HIV Test Kit Websites Receive FDA Untitled Letters
Posted 07 August 2018 | By
The US Food and Drug Administration’s (FDA) Office of Compliance and Biologics Quality in the Center for Biologics Evaluation and Research on 27 July sent two untitled letters to the registrants of websites selling unapproved HIV tests.
What should be considered Class III devices are being promoted at www.testkitmart.com
, and are not approved for sale in the US and have not received investigational device exemptions from premarket approval, FDA said.
The Singapore-based registrant’s website (testkitmart.com) appears to promote the iCare HIV 1&2 Rapid Screen Test and the iCare One-Step HIV 1/2 Oral Fluid Test to buyers in the US, FDA said, noting that for example, the website sells the devices in US dollars, and the US is included in the “drop-down” box on the payment page.
“The introduction, or delivery for introduction, of the iCare HIV 1&2 Rapid Screen Test and the iCare One-Step HIV 1/2 Oral Fluid Test into interstate commerce in the United States would be violative under sections 301(a) and 501(f)(1)(B) of the” Federal Food, Drug, and Cosmetic Act
, the untitled letter says.
“Further, the iCare HIV 1&2 Rapid Screen Test product labeling includes the statement ‘For Field and Health Care Professional Use;’ however, statements on your web site include ‘iCare HIV 1&2 Rapid Screen Test is a home HIV test kit that allows you to check your HIV status from the secrecy and convenience of your home,’” the letter notes.

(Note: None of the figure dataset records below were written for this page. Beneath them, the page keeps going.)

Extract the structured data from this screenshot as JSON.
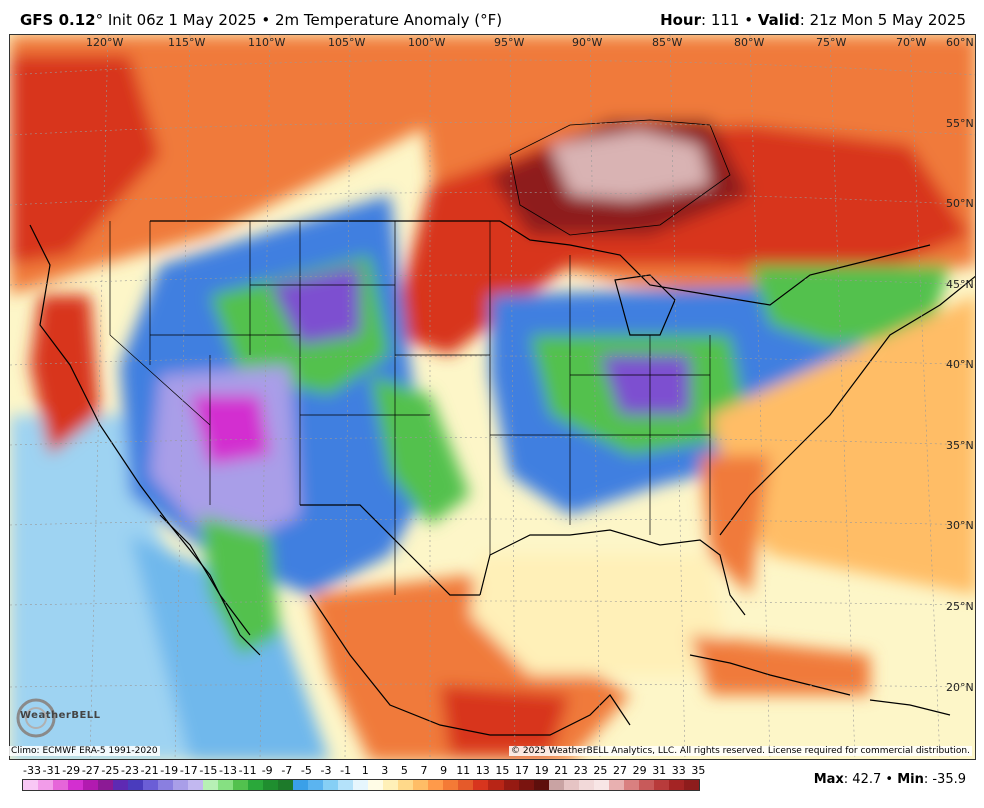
{
  "header": {
    "model": "GFS 0.12",
    "degree": "°",
    "init": " Init 06z 1 May 2025 • 2m Temperature Anomaly (°F)",
    "hour_label": "Hour",
    "hour_value": ": 111 • ",
    "valid_label": "Valid",
    "valid_value": ": 21z Mon 5 May 2025"
  },
  "map": {
    "longitude_labels": [
      "120°W",
      "115°W",
      "110°W",
      "105°W",
      "100°W",
      "95°W",
      "90°W",
      "85°W",
      "80°W",
      "75°W",
      "70°W"
    ],
    "latitude_labels": [
      "60°N",
      "55°N",
      "50°N",
      "45°N",
      "40°N",
      "35°N",
      "30°N",
      "25°N",
      "20°N"
    ],
    "colors": {
      "ocean_cool": "#9ed3f2",
      "warm": "#f07a3a",
      "hot": "#d8351e",
      "extreme": "#8e1c1c",
      "cold_blue": "#3f7fe0",
      "cold_green": "#52c14e",
      "cold_purple": "#7d4fd0",
      "cold_magenta": "#d32fd0",
      "neutral": "#fdf6c8"
    }
  },
  "footer": {
    "climo": "Climo: ECMWF ERA-5 1991-2020",
    "copyright": "© 2025 WeatherBELL Analytics, LLC. All rights reserved. License required for commercial distribution.",
    "logo_text": "WeatherBELL"
  },
  "colorbar": {
    "labels": [
      "-33",
      "-31",
      "-29",
      "-27",
      "-25",
      "-23",
      "-21",
      "-19",
      "-17",
      "-15",
      "-13",
      "-11",
      "-9",
      "-7",
      "-5",
      "-3",
      "-1",
      "1",
      "3",
      "5",
      "7",
      "9",
      "11",
      "13",
      "15",
      "17",
      "19",
      "21",
      "23",
      "25",
      "27",
      "29",
      "31",
      "33",
      "35"
    ],
    "colors": [
      "#f9c8f5",
      "#f29ce9",
      "#e665d9",
      "#d32fd0",
      "#b21ab0",
      "#8c1a95",
      "#5e2ab3",
      "#4a3cbd",
      "#6b5ed6",
      "#8a7fe0",
      "#a99ee8",
      "#c2b8f0",
      "#b7f0b5",
      "#86e082",
      "#52c14e",
      "#2aa83a",
      "#1f8e2f",
      "#1d7a2a",
      "#3aa0e8",
      "#5bb4f0",
      "#86cff5",
      "#b4e2fa",
      "#e6f6fd",
      "#fffce6",
      "#fff0b8",
      "#ffd98a",
      "#ffbd66",
      "#ff9a4a",
      "#f47a36",
      "#e55a2a",
      "#d8351e",
      "#b82516",
      "#961a12",
      "#7a140f",
      "#5e0f0c",
      "#c9a3a3",
      "#e6c4c4",
      "#f2d9d9",
      "#f8e6e6",
      "#e8b0b0",
      "#d98080",
      "#c85a5a",
      "#b83b3b",
      "#a42424",
      "#8e1c1c"
    ],
    "max_label": "Max",
    "max_value": ": 42.7 • ",
    "min_label": "Min",
    "min_value": ": -35.9"
  }
}
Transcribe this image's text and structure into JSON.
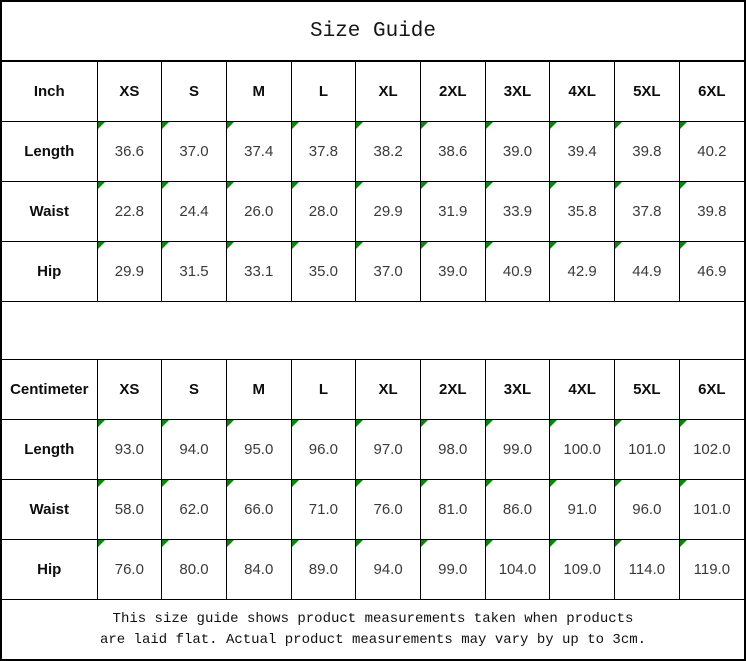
{
  "title": "Size Guide",
  "colors": {
    "border": "#000000",
    "marker_green": "#0b860b",
    "header_text": "#0d0d0d",
    "value_text": "#3a3a3a"
  },
  "tables": [
    {
      "unit": "Inch",
      "sizes": [
        "XS",
        "S",
        "M",
        "L",
        "XL",
        "2XL",
        "3XL",
        "4XL",
        "5XL",
        "6XL"
      ],
      "rows": [
        {
          "label": "Length",
          "values": [
            "36.6",
            "37.0",
            "37.4",
            "37.8",
            "38.2",
            "38.6",
            "39.0",
            "39.4",
            "39.8",
            "40.2"
          ]
        },
        {
          "label": "Waist",
          "values": [
            "22.8",
            "24.4",
            "26.0",
            "28.0",
            "29.9",
            "31.9",
            "33.9",
            "35.8",
            "37.8",
            "39.8"
          ]
        },
        {
          "label": "Hip",
          "values": [
            "29.9",
            "31.5",
            "33.1",
            "35.0",
            "37.0",
            "39.0",
            "40.9",
            "42.9",
            "44.9",
            "46.9"
          ]
        }
      ]
    },
    {
      "unit": "Centimeter",
      "sizes": [
        "XS",
        "S",
        "M",
        "L",
        "XL",
        "2XL",
        "3XL",
        "4XL",
        "5XL",
        "6XL"
      ],
      "rows": [
        {
          "label": "Length",
          "values": [
            "93.0",
            "94.0",
            "95.0",
            "96.0",
            "97.0",
            "98.0",
            "99.0",
            "100.0",
            "101.0",
            "102.0"
          ]
        },
        {
          "label": "Waist",
          "values": [
            "58.0",
            "62.0",
            "66.0",
            "71.0",
            "76.0",
            "81.0",
            "86.0",
            "91.0",
            "96.0",
            "101.0"
          ]
        },
        {
          "label": "Hip",
          "values": [
            "76.0",
            "80.0",
            "84.0",
            "89.0",
            "94.0",
            "99.0",
            "104.0",
            "109.0",
            "114.0",
            "119.0"
          ]
        }
      ]
    }
  ],
  "footer": {
    "line1": "This size guide shows product measurements taken when products",
    "line2": "are laid flat. Actual product measurements may vary by up to 3cm."
  }
}
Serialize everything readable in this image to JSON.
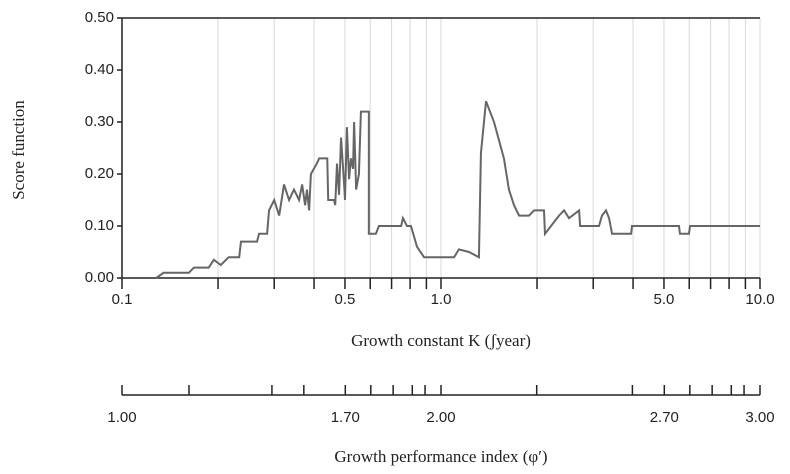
{
  "chart_data": {
    "type": "line",
    "xlabel": "Growth constant K (ʃyear)",
    "ylabel": "Score function",
    "x2label": "Growth performance index (φ′)",
    "xscale": "log",
    "grid": true,
    "color": "#666666",
    "xlim": [
      0.1,
      10
    ],
    "xticks": [
      0.1,
      0.5,
      {
        "value": 1,
        "label": "1.0"
      },
      {
        "value": 5,
        "label": "5.0"
      },
      {
        "value": 10,
        "label": "10.0"
      }
    ],
    "xminorticks": [
      0.2,
      0.3,
      0.4,
      0.6,
      0.7,
      0.8,
      0.9,
      2,
      3,
      4,
      6,
      7,
      8,
      9
    ],
    "ylim": [
      0,
      0.5
    ],
    "yticks": [
      {
        "value": 0,
        "label": "0.00"
      },
      {
        "value": 0.1,
        "label": "0.10"
      },
      {
        "value": 0.2,
        "label": "0.20"
      },
      {
        "value": 0.3,
        "label": "0.30"
      },
      {
        "value": 0.4,
        "label": "0.40"
      },
      {
        "value": 0.5,
        "label": "0.50"
      }
    ],
    "x2lim": [
      1,
      3
    ],
    "x2ticks": [
      {
        "value": 1,
        "label": "1.00"
      },
      {
        "value": 1.7,
        "label": "1.70"
      },
      {
        "value": 2,
        "label": "2.00"
      },
      {
        "value": 2.7,
        "label": "2.70"
      },
      {
        "value": 3,
        "label": "3.00"
      }
    ],
    "x2minorticks": [
      1.21,
      1.47,
      1.57,
      1.78,
      1.85,
      1.91,
      1.95,
      2.3,
      2.6,
      2.78,
      2.85,
      2.91,
      2.95
    ],
    "x": [
      0.128,
      0.135,
      0.162,
      0.168,
      0.187,
      0.194,
      0.204,
      0.216,
      0.233,
      0.236,
      0.265,
      0.269,
      0.285,
      0.289,
      0.3,
      0.311,
      0.322,
      0.334,
      0.346,
      0.359,
      0.367,
      0.375,
      0.38,
      0.386,
      0.391,
      0.408,
      0.415,
      0.44,
      0.443,
      0.462,
      0.466,
      0.472,
      0.479,
      0.486,
      0.497,
      0.5,
      0.507,
      0.515,
      0.522,
      0.53,
      0.534,
      0.542,
      0.553,
      0.561,
      0.594,
      0.594,
      0.625,
      0.639,
      0.75,
      0.76,
      0.782,
      0.805,
      0.841,
      0.885,
      1.099,
      1.138,
      1.224,
      1.315,
      1.334,
      1.384,
      1.466,
      1.575,
      1.633,
      1.694,
      1.757,
      1.888,
      1.958,
      2.103,
      2.118,
      2.212,
      2.344,
      2.431,
      2.519,
      2.71,
      2.729,
      3.128,
      3.196,
      3.29,
      3.364,
      3.437,
      3.944,
      3.97,
      5.573,
      5.611,
      5.987,
      6.035,
      10
    ],
    "values": [
      0,
      0.01,
      0.01,
      0.02,
      0.02,
      0.035,
      0.025,
      0.04,
      0.04,
      0.07,
      0.07,
      0.085,
      0.085,
      0.13,
      0.15,
      0.12,
      0.18,
      0.15,
      0.17,
      0.15,
      0.18,
      0.14,
      0.17,
      0.13,
      0.2,
      0.22,
      0.23,
      0.23,
      0.15,
      0.15,
      0.14,
      0.22,
      0.16,
      0.27,
      0.18,
      0.15,
      0.29,
      0.19,
      0.23,
      0.21,
      0.3,
      0.17,
      0.2,
      0.32,
      0.32,
      0.085,
      0.085,
      0.1,
      0.1,
      0.115,
      0.1,
      0.1,
      0.06,
      0.04,
      0.04,
      0.055,
      0.05,
      0.04,
      0.24,
      0.34,
      0.3,
      0.23,
      0.17,
      0.14,
      0.12,
      0.12,
      0.13,
      0.13,
      0.085,
      0.1,
      0.12,
      0.13,
      0.115,
      0.13,
      0.1,
      0.1,
      0.12,
      0.13,
      0.115,
      0.085,
      0.085,
      0.1,
      0.1,
      0.085,
      0.085,
      0.1,
      0.1
    ]
  }
}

FDA also expressed concerns about the accuracy of the iCare One-Step HIV 1/2 Oral Fluid Test product labeling, which say, “More than 99.61% sensitivity and 100% specificity” and “Reliable Results in less than 20 minutes.”
The New Zealand-based registrant’s website promotes the unapproved iCare HIV 1&2 Rapid Screen Test. All the other details were similar to the Singapore-based website, though FDA said it was concerned about the product labeling that said “>99% Sensitivity and >99% Specificity” and “Reliable and Fast Results in <15 minutes.”
These are the fourth and fifth untitled letters sent this year by CBER.